別れた男に語る真実の愛の行方。原作は泡坂妻夫著の『赤の追想』。このドラマは現代恐怖サスペンス枠の一編として放送された。

別れた愛人・桐男と思い出のレストランへ呼び出した加那子は桐男から失恋したと言い当てられる。その言葉通り、加那子はある青年との別れを経験していた。一年前、突然の落雷に打たれた青年・航一を助けた加那子は航一からの執拗なアプローチを受ける。航一はまだ学生で既に三十路を過ぎた加那子とは年齢差がある。しかしこれまで自堕落な恋愛しかしてこなかった加那子には手も触れようとしない純粋でひたむきな航一の愛情は新鮮で、いつしか加那子にとっても忘れられない相手となっていた。

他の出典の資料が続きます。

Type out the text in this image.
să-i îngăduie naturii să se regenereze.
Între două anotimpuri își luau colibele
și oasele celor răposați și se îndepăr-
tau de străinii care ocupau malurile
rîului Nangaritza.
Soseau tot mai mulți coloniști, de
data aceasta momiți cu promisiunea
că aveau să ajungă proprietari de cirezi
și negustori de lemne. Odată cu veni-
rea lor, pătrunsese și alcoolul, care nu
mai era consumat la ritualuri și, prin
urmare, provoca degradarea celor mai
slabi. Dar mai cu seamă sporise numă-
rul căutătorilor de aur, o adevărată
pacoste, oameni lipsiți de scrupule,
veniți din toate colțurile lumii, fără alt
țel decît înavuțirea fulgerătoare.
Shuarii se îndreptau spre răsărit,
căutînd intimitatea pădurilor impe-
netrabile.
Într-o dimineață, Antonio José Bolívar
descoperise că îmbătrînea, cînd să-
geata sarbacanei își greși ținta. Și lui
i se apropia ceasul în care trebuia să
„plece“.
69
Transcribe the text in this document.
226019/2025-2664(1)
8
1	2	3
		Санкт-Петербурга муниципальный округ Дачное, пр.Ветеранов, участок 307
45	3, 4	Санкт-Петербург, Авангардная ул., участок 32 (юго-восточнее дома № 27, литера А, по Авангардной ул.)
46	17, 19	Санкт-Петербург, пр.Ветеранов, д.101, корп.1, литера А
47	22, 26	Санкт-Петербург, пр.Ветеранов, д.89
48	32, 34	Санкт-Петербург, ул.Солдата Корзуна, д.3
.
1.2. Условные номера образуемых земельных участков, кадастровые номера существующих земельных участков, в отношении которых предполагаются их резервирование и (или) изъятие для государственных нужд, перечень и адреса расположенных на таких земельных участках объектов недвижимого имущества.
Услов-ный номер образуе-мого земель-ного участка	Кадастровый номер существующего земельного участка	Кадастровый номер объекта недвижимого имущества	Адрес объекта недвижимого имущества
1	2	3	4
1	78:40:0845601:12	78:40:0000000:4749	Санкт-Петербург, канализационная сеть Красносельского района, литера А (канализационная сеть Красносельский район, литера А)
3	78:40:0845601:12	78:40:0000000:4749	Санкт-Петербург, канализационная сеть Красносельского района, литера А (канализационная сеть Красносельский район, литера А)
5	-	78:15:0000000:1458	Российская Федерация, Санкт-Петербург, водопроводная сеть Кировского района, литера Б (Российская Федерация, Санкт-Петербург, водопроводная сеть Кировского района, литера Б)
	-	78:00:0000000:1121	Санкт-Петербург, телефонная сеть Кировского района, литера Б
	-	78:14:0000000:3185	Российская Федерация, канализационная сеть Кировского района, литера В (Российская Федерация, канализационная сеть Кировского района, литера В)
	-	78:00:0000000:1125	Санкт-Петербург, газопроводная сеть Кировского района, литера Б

とっくに別れた男を突然呼び出すには何らかの理由がある。

実はそれを先に考えてしまうと航一と加那子の愛の顛末が想像出来てしまうのだが、まあそれはともかくとしてこのドラマは常に死や永遠の別れを感じさせる節がある。桐男と加那子の久々の再会は楽しげで、別れたとは言え長らく付き合った男女だけあってどこか判り合っている。だから桐男は加那子の嘘にはすぐに気付くし、加那子も口にしたくない事をわざと桐男に推測させようとする。一種の駆け引きなのかも知れない。

それにしても不憫なのは加那子である。この女性は自立をしたいい女でありながら男運は極めて悪い。桐男にしろ、航一にしろ、結局は加那子を不幸にしかしていない。恋愛をする度に不幸になっていく。救いは加那子が正しく生きている事だろう。